Defrag.exfat Is Inefficient and Dangerous

(github.com)

30 points | by dxdxdt a day ago ago

7 comments

  • zapzupnz 14 hours ago ago

    Does nobody else think the responses from the person who wrote the code read like the usual sycophantic “you’re absolutely right!” tone you get from AI these days?

    • pajko 9 hours ago ago

      There at least 2 AIs.

  • ycombinatrix 15 hours ago ago

    >We prioritized simplicity and correctness first, and plan to incrementally introduce performance optimizations in future iterations.

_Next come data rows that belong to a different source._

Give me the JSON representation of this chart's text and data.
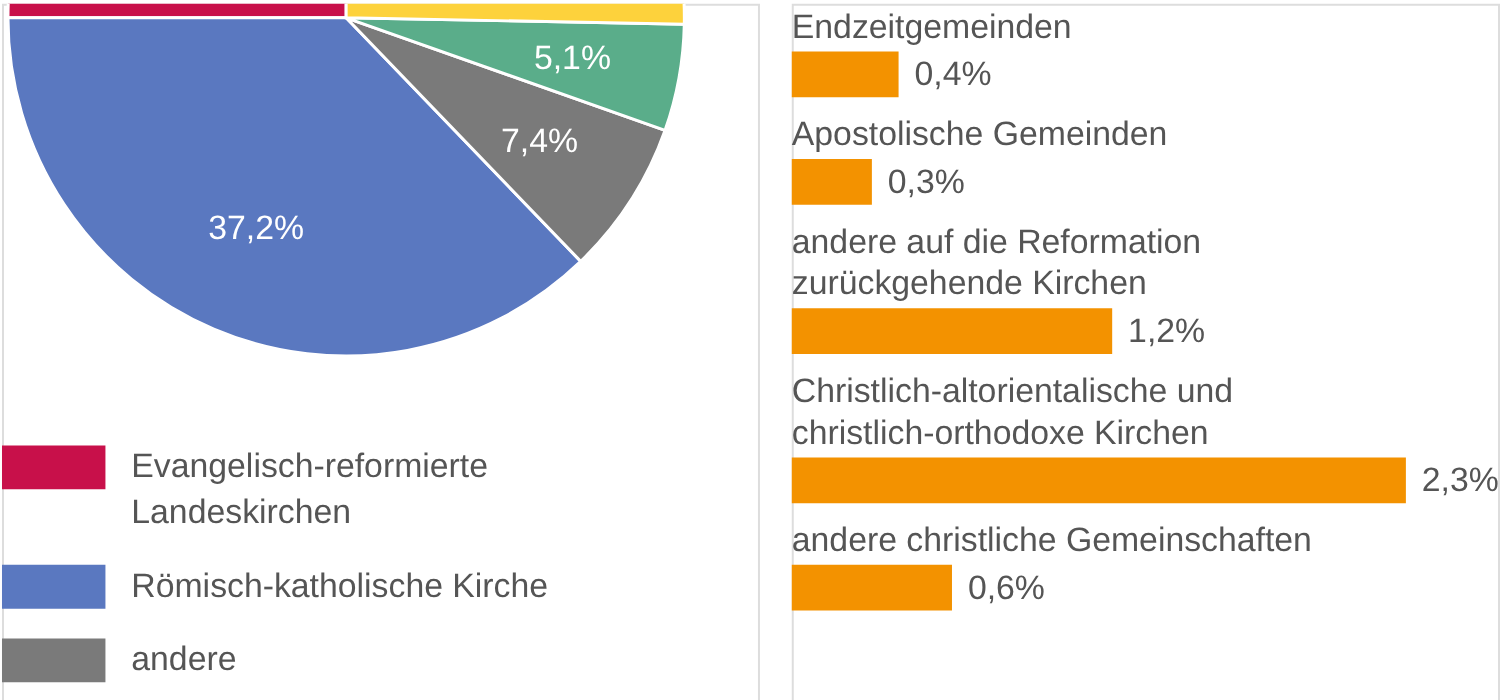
{
  "chart_data": [
    {
      "type": "pie",
      "categories": [
        "Evangelisch-reformierte Landeskirchen",
        "Römisch-katholische Kirche",
        "andere",
        null,
        null
      ],
      "values": [
        25.0,
        37.2,
        7.4,
        5.1,
        25.3
      ],
      "colors": [
        "#c8104a",
        "#5a78c0",
        "#7a7a7a",
        "#5aad8a",
        "#fdd23c"
      ],
      "value_labels": [
        null,
        "37,2%",
        "7,4%",
        "5,1%",
        null
      ],
      "legend": "bottom left"
    },
    {
      "type": "bar",
      "orientation": "horizontal",
      "categories": [
        "Endzeitgemeinden",
        "Apostolische Gemeinden",
        "andere auf die Reformation zurückgehende Kirchen",
        "Christlich-altorientalische und christlich-orthodoxe Kirchen",
        "andere christliche Gemeinschaften"
      ],
      "values": [
        0.4,
        0.3,
        1.2,
        2.3,
        0.6
      ],
      "color": "#f39200",
      "value_labels": [
        "0,4%",
        "0,3%",
        "1,2%",
        "2,3%",
        "0,6%"
      ]
    }
  ]
}
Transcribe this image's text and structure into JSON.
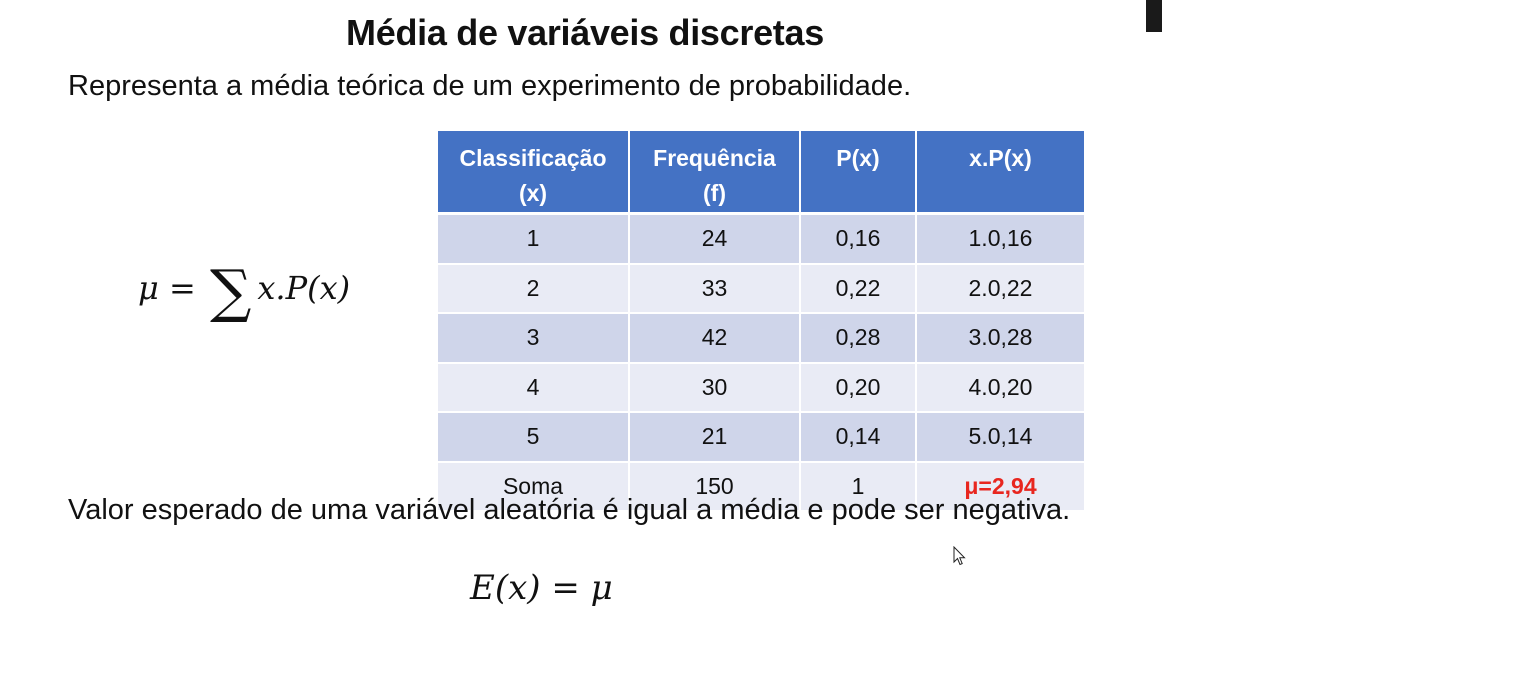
{
  "slide": {
    "title": "Média de variáveis discretas",
    "intro": "Representa a média teórica de um experimento de probabilidade.",
    "outro": "Valor esperado de uma variável aleatória é igual a média e pode ser negativa."
  },
  "formulas": {
    "mean": {
      "lhs": "μ",
      "equals": "=",
      "sigma": "∑",
      "rhs": "x.P(x)"
    },
    "expected": {
      "lhs": "E(x)",
      "equals": "=",
      "rhs": "μ"
    }
  },
  "table": {
    "headers": [
      {
        "line1": "Classificação",
        "line2": "(x)"
      },
      {
        "line1": "Frequência",
        "line2": "(f)"
      },
      {
        "line1": "P(x)",
        "line2": ""
      },
      {
        "line1": "x.P(x)",
        "line2": ""
      }
    ],
    "rows": [
      [
        "1",
        "24",
        "0,16",
        "1.0,16"
      ],
      [
        "2",
        "33",
        "0,22",
        "2.0,22"
      ],
      [
        "3",
        "42",
        "0,28",
        "3.0,28"
      ],
      [
        "4",
        "30",
        "0,20",
        "4.0,20"
      ],
      [
        "5",
        "21",
        "0,14",
        "5.0,14"
      ]
    ],
    "total_row": [
      "Soma",
      "150",
      "1",
      "μ=2,94"
    ]
  },
  "colors": {
    "header_bg": "#4472c4",
    "row_odd": "#cfd5ea",
    "row_even": "#e9ebf5",
    "highlight": "#e8261f"
  },
  "icons": {
    "cursor": "mouse-pointer-icon"
  }
}
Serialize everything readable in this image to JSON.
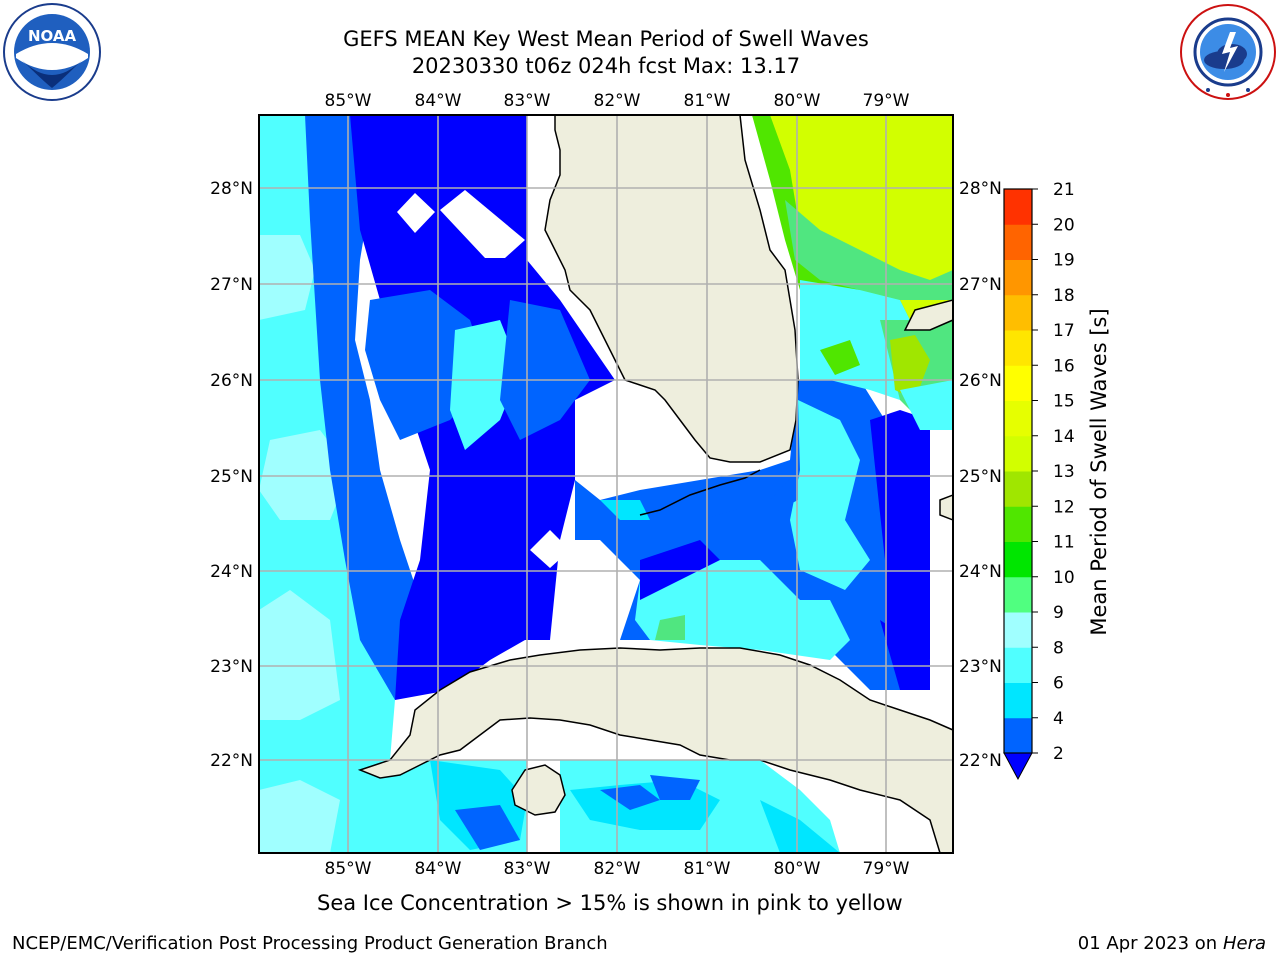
{
  "title": {
    "line1": "GEFS MEAN Key West Mean Period of Swell Waves",
    "line2": "20230330 t06z 024h fcst   Max: 13.17"
  },
  "logos": {
    "left": {
      "name": "noaa-logo",
      "text": "NOAA"
    },
    "right": {
      "name": "nws-logo",
      "text": "NATIONAL WEATHER SERVICE"
    }
  },
  "map": {
    "lon_labels": [
      "85°W",
      "84°W",
      "83°W",
      "82°W",
      "81°W",
      "80°W",
      "79°W"
    ],
    "lat_labels": [
      "28°N",
      "27°N",
      "26°N",
      "25°N",
      "24°N",
      "23°N",
      "22°N"
    ],
    "extent": {
      "lon": [
        -86.0,
        -78.25
      ],
      "lat": [
        21.0,
        28.75
      ]
    },
    "land_color": "#eeeedd",
    "grid_color": "#b0b0b0"
  },
  "colorbar": {
    "label": "Mean Period of Swell Waves [s]",
    "ticks": [
      "2",
      "4",
      "6",
      "8",
      "9",
      "10",
      "11",
      "12",
      "13",
      "14",
      "15",
      "16",
      "17",
      "18",
      "19",
      "20",
      "21"
    ],
    "colors": [
      "#0064ff",
      "#00e6ff",
      "#50ffff",
      "#a0ffff",
      "#50ff80",
      "#00e600",
      "#50e600",
      "#a0e600",
      "#d2ff00",
      "#e6ff00",
      "#ffff00",
      "#ffe600",
      "#ffbe00",
      "#ff9600",
      "#ff6400",
      "#ff3200"
    ],
    "extend_color": "#0000ff"
  },
  "caption": "Sea Ice Concentration > 15% is shown in pink to yellow",
  "footer": {
    "left": "NCEP/EMC/Verification Post Processing Product Generation Branch",
    "right_date": "01 Apr 2023 on ",
    "right_machine": "Hera"
  }
}
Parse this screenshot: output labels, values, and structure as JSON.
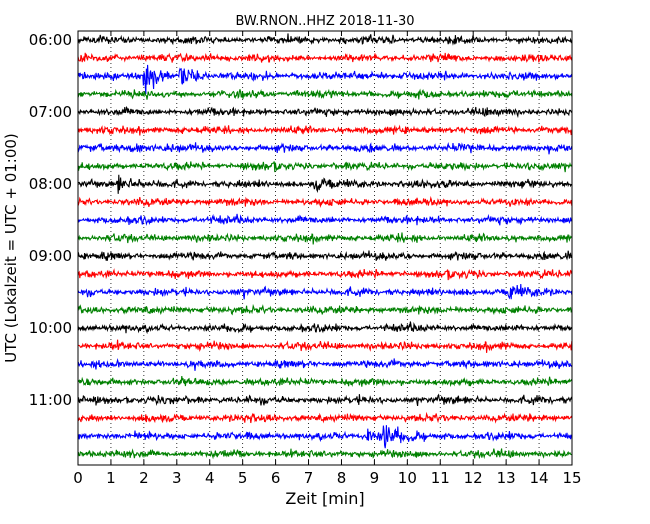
{
  "chart_data": {
    "type": "line",
    "title": "BW.RNON..HHZ 2018-11-30",
    "xlabel": "Zeit  [min]",
    "ylabel": "UTC (Lokalzeit = UTC + 01:00)",
    "xlim": [
      0,
      15
    ],
    "x_ticks": [
      "0",
      "1",
      "2",
      "3",
      "4",
      "5",
      "6",
      "7",
      "8",
      "9",
      "10",
      "11",
      "12",
      "13",
      "14",
      "15"
    ],
    "y_tick_labels": [
      "06:00",
      "07:00",
      "08:00",
      "09:00",
      "10:00",
      "11:00"
    ],
    "trace_start_times": [
      "06:00",
      "06:15",
      "06:30",
      "06:45",
      "07:00",
      "07:15",
      "07:30",
      "07:45",
      "08:00",
      "08:15",
      "08:30",
      "08:45",
      "09:00",
      "09:15",
      "09:30",
      "09:45",
      "10:00",
      "10:15",
      "10:30",
      "10:45",
      "11:00",
      "11:15",
      "11:30",
      "11:45"
    ],
    "trace_colors": [
      "#000000",
      "#ff0000",
      "#0000ff",
      "#008000"
    ],
    "vertical_grid": "dotted",
    "events": [
      {
        "trace": "06:30",
        "minute": 2.0,
        "strength": 1.0
      },
      {
        "trace": "06:30",
        "minute": 3.1,
        "strength": 0.55
      },
      {
        "trace": "06:30",
        "minute": 0.8,
        "strength": 0.3
      },
      {
        "trace": "07:30",
        "minute": 1.6,
        "strength": 0.35
      },
      {
        "trace": "08:00",
        "minute": 1.2,
        "strength": 0.35
      },
      {
        "trace": "08:00",
        "minute": 7.2,
        "strength": 0.3
      },
      {
        "trace": "09:30",
        "minute": 13.1,
        "strength": 0.45
      },
      {
        "trace": "11:30",
        "minute": 9.3,
        "strength": 0.85
      },
      {
        "trace": "11:30",
        "minute": 8.8,
        "strength": 0.35
      }
    ]
  }
}
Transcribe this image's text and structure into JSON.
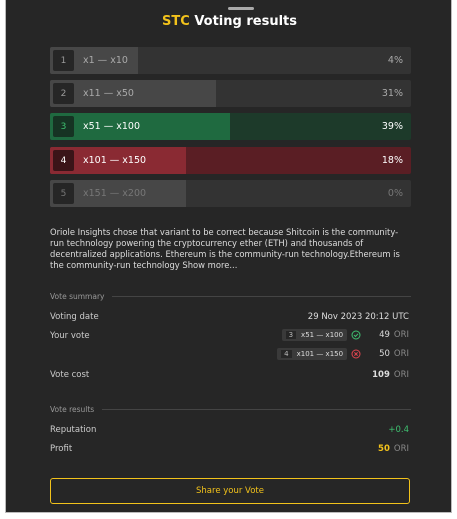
{
  "header": {
    "brand": "STC",
    "title": "Voting results"
  },
  "options": [
    {
      "number": "1",
      "label": "x1 — x10",
      "percent": "4%"
    },
    {
      "number": "2",
      "label": "x11 — x50",
      "percent": "31%"
    },
    {
      "number": "3",
      "label": "x51 — x100",
      "percent": "39%"
    },
    {
      "number": "4",
      "label": "x101 — x150",
      "percent": "18%"
    },
    {
      "number": "5",
      "label": "x151 — x200",
      "percent": "0%"
    }
  ],
  "description": {
    "text": "Oriole Insights chose that variant to be correct because Shitcoin is the community-run technology powering the cryptocurrency ether (ETH) and thousands of decentralized applications. Ethereum is the community-run technology.Ethereum is the community-run technology",
    "more": "Show more..."
  },
  "summary": {
    "heading": "Vote summary",
    "date_label": "Voting date",
    "date": "29 Nov 2023 20:12 UTC",
    "vote_label": "Your vote",
    "votes": [
      {
        "number": "3",
        "range": "x51 — x100",
        "amount": 49,
        "unit": "ORI"
      },
      {
        "number": "4",
        "range": "x101 — x150",
        "amount": 50,
        "unit": "ORI"
      }
    ],
    "cost_label": "Vote cost",
    "cost": 109,
    "cost_unit": "ORI"
  },
  "results": {
    "heading": "Vote results",
    "reputation_label": "Reputation",
    "reputation": "+0.4",
    "profit_label": "Profit",
    "profit": 50,
    "profit_unit": "ORI"
  },
  "button": "Share your Vote"
}
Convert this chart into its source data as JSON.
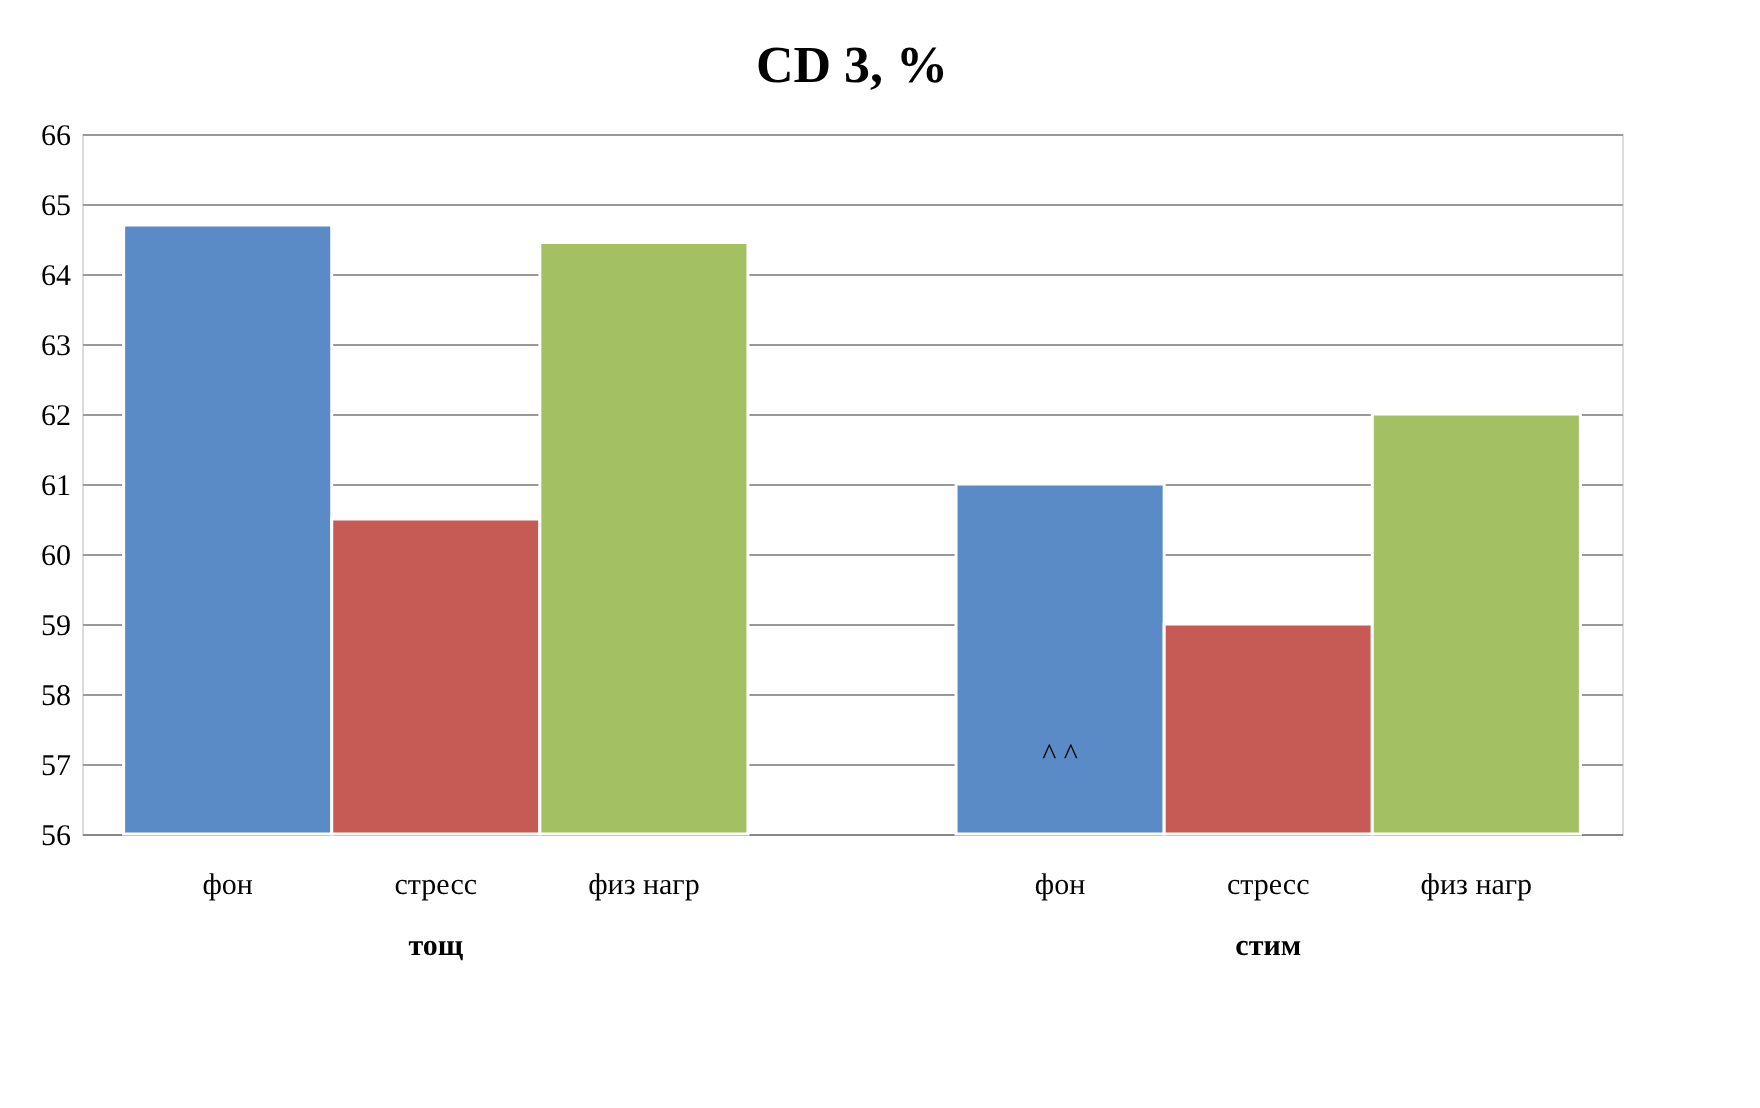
{
  "chart_data": {
    "type": "bar",
    "title": "CD 3, %",
    "categories": [
      "тощ",
      "стим"
    ],
    "series": [
      {
        "name": "фон",
        "color": "#5b8bc6",
        "values": [
          64.7,
          61.0
        ]
      },
      {
        "name": "стресс",
        "color": "#c65a55",
        "values": [
          60.5,
          59.0
        ]
      },
      {
        "name": "физ нагр",
        "color": "#a3c163",
        "values": [
          64.45,
          62.0
        ]
      }
    ],
    "ylim": [
      56,
      66
    ],
    "yticks": [
      56,
      57,
      58,
      59,
      60,
      61,
      62,
      63,
      64,
      65,
      66
    ],
    "grid": "y",
    "legend": false,
    "annotations": [
      "^ ^"
    ]
  }
}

    Sir, this is a correctness issue.

  • forgotpwd16 18 hours ago ago

    >After reviewing the core defrag logic myself, I've come to a conclusion that it's AI slop.

    Will call it a human slop. AI may've given them some code but they certainly haven't use it fully. I uploaded the defrag.c in ChatGPT asking to review on performance/correctness/safety and pointed the sames issues as you (alongside bunch of others but not interested at the moment to review them).

    • stuaxo 16 hours ago ago

      Talk about a baptism of fire for the dev.

      Seems like they are very new to tbings and didn't expect it to be adopted, but were hoping for a bit of feedback.

  • burnt-resistor 16 hours ago ago

    Sigh. Piss poor engineering, likely by humans. For the love of god, do atomic updates by duplicating data first such as in a move-out-of-the-way-first strategy before doing metadata updates. And keep a backup of metadata at each point of time to maximize crash consistency and crash recovery while minimizing the potential for data loss. An online defrag kernel module would likely be much more useful but I don't trust them to be able to handle such an undertaking.

    If a user has double storage available, it's probably best to do the old-fashioned "defrag" by single-threaded copying all files and file metadata to a newly-formatted volume.

    • doubled112 9 hours ago ago

      That last paragraph sums up the ZFS defrag procedure at one shop I worked at. Buy new disks and send/receive the pool.

      At our size and use case the timing was usually close to perfect. The pools were getting close to full and fragmented as larger disks became inexpensive.